Create formatter:
val fmt = DateTimeFormat.forPattern("MM/dd/yyyy")
Parse date:
val dt = fmt.parseDateTime("09/11/2015")
Get a day of the week:
dt.toString("EEEEE")
Wrap it using org.apache.spark.sql.functions.udf
and you have a complete solution.

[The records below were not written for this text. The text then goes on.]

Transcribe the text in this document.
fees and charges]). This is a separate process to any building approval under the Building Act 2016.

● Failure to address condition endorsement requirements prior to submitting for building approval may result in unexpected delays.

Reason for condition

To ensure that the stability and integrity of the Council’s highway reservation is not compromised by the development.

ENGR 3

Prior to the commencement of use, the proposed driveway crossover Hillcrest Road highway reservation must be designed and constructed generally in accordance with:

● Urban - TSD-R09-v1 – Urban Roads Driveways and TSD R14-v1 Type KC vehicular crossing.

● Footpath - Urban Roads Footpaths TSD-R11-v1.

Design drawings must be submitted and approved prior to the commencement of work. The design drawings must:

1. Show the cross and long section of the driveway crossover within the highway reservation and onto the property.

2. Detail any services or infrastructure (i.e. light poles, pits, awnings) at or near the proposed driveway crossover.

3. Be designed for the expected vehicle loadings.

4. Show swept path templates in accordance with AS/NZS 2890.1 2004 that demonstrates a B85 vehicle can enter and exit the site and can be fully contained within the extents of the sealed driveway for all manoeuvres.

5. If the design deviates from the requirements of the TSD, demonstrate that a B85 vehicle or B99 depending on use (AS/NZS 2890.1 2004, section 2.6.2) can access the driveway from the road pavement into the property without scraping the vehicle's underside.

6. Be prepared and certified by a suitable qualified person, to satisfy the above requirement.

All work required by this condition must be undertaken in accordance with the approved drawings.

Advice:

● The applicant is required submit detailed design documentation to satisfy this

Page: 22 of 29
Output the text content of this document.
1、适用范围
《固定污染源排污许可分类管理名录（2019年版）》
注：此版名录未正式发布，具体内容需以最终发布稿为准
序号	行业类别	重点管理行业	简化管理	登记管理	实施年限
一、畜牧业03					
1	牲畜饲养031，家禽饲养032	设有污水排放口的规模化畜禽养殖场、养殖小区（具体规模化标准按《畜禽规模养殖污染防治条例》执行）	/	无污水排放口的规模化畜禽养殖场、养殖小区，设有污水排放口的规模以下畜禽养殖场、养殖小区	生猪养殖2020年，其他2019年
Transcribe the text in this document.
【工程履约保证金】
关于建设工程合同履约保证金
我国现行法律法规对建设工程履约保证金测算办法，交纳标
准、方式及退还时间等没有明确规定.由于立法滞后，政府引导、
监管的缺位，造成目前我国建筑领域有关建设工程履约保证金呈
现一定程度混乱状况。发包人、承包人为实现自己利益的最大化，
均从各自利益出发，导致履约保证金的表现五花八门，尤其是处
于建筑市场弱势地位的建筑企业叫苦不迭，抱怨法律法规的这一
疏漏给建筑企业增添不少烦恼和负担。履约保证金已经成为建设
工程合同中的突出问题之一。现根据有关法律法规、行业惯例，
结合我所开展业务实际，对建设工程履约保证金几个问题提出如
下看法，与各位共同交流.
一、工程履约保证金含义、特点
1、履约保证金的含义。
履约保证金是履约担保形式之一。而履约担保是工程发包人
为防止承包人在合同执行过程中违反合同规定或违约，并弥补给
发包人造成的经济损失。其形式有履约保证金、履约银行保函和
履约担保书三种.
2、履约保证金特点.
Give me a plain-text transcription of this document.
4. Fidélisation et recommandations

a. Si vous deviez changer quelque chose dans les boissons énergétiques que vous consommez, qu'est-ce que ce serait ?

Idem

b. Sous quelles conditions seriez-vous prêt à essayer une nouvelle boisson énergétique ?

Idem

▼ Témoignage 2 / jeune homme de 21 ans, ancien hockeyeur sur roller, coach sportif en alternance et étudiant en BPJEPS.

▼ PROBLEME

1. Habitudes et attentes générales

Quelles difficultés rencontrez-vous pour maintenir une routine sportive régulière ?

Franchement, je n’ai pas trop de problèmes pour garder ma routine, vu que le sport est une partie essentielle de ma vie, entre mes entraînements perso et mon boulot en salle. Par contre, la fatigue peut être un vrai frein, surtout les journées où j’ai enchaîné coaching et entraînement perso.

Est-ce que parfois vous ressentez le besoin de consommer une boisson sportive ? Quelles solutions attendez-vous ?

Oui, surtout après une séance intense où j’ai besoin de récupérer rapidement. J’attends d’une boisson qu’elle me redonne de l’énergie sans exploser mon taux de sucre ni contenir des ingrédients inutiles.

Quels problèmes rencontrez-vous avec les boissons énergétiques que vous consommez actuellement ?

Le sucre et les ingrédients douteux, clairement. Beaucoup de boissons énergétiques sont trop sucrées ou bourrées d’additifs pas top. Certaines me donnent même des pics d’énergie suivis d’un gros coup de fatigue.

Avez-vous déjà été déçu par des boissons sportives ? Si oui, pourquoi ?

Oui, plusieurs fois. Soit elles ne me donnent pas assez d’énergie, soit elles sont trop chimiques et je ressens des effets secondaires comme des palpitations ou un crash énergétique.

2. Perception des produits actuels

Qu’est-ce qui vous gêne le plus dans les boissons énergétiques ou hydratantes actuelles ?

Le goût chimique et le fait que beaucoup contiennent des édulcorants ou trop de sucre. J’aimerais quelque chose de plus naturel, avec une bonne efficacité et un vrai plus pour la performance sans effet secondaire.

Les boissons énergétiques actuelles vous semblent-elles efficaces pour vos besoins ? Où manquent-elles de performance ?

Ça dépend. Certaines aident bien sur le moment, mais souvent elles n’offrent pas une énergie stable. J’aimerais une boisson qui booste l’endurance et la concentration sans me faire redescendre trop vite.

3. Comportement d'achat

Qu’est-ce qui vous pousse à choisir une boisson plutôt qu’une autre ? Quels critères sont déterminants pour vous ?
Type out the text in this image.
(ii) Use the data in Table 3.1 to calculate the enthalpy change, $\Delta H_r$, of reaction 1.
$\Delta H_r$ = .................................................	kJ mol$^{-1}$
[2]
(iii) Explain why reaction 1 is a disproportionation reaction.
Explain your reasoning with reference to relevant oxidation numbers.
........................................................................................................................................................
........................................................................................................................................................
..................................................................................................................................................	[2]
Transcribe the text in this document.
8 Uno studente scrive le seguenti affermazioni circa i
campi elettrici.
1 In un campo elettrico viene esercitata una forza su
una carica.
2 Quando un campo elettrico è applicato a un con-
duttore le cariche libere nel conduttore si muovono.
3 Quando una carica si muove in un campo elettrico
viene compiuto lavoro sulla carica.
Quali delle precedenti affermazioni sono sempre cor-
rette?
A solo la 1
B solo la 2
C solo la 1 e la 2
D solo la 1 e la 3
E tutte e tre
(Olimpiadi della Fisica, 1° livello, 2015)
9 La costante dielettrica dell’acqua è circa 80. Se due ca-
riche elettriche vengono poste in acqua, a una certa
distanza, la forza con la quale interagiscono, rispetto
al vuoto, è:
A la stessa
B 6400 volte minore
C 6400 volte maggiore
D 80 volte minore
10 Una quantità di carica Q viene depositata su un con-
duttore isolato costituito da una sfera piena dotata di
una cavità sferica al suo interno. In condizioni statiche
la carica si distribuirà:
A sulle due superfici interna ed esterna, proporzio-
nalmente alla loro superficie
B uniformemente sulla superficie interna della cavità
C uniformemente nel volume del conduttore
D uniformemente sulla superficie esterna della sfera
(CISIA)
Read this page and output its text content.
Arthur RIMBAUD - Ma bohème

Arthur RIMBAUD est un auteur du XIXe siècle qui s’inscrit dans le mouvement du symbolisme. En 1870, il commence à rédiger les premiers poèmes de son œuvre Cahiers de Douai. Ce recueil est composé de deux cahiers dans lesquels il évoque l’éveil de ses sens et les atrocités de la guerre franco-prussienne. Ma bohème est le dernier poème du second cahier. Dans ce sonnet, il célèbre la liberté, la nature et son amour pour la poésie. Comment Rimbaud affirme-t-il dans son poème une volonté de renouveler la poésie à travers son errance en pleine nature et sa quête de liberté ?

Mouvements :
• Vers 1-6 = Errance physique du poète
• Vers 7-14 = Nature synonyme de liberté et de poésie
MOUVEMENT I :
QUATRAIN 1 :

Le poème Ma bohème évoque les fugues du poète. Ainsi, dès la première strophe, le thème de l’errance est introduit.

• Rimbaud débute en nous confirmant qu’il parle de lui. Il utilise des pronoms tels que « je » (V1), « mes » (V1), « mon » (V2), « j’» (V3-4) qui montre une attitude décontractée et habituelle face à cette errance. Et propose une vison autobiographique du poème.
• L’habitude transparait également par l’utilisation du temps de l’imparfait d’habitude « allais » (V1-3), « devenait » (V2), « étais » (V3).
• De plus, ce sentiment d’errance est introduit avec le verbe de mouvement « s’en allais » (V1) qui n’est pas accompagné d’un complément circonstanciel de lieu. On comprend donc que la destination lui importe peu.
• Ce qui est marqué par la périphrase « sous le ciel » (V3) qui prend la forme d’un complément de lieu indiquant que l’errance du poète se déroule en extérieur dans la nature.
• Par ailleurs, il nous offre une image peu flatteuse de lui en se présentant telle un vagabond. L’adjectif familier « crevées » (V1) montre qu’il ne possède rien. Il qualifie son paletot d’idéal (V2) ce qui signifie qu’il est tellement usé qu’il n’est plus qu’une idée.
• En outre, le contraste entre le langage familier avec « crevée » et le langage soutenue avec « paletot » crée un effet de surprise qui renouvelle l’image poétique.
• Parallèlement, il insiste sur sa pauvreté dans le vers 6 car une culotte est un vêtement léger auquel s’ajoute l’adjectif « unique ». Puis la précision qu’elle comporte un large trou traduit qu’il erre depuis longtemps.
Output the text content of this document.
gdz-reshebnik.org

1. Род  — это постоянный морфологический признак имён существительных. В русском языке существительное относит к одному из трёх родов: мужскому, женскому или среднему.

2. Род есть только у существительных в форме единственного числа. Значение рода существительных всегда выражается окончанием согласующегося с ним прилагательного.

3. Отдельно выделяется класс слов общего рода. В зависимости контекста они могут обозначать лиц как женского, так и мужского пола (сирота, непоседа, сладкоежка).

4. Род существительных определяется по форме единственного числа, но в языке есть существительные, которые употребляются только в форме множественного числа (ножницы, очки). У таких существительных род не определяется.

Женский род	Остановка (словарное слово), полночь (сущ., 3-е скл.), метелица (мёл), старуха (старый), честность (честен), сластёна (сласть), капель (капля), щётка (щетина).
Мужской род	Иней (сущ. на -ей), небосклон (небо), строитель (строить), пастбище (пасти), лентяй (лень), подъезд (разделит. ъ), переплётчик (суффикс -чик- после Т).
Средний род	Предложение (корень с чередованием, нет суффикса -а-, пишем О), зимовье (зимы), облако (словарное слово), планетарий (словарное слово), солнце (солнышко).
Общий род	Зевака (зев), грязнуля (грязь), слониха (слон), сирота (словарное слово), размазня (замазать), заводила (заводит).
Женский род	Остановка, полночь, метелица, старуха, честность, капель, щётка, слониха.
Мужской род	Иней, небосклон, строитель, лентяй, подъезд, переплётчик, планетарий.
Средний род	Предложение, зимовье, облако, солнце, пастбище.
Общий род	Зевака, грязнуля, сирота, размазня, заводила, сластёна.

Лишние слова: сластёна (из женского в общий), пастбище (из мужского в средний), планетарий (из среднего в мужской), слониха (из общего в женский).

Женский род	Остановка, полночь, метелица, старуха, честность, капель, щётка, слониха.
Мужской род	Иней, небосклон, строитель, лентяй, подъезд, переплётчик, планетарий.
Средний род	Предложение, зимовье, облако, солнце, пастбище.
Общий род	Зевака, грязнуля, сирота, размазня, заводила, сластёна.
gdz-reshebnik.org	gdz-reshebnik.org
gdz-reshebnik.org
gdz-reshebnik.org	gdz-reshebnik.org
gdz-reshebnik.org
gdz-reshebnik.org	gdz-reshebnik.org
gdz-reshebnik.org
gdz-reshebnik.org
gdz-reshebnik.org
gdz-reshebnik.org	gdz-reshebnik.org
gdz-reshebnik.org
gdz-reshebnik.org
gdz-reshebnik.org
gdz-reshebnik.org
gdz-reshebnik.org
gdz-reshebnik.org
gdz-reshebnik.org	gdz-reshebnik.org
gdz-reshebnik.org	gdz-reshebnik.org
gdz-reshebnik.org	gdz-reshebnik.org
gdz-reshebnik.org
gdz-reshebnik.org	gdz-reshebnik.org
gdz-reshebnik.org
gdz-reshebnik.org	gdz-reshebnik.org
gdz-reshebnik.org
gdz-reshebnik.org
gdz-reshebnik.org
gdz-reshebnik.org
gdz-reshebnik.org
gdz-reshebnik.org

Still there is no need for that since HiveContext
already provides all the required UDFs:
val df = sc.parallelize(Seq(
Tuple1("08/11/2015"), Tuple1("09/11/2015"), Tuple1("09/12/2015")
)).toDF("date_string")
df.registerTempTable("df")
sqlContext.sql(
"""SELECT date_string,
from_unixtime(unix_timestamp(date_string,'MM/dd/yyyy'), 'EEEEE') AS dow
FROM df"""
).show
// +-----------+--------+
// |date_string| dow|
// +-----------+--------+
// | 08/11/2015| Tuesday|
// | 09/11/2015| Friday|
// | 09/12/2015|Saturday|
// +-----------+--------+
EDIT:
Since Spark 1.5 you can use from_unixtime
, unix_timestamp
functions directly:
import org.apache.spark.sql.functions.{from_unixtime, unix_timestamp}
df.select(from_unixtime(
unix_timestamp($"date_string", "MM/dd/yyyy"), "EEEEE").alias("dow"))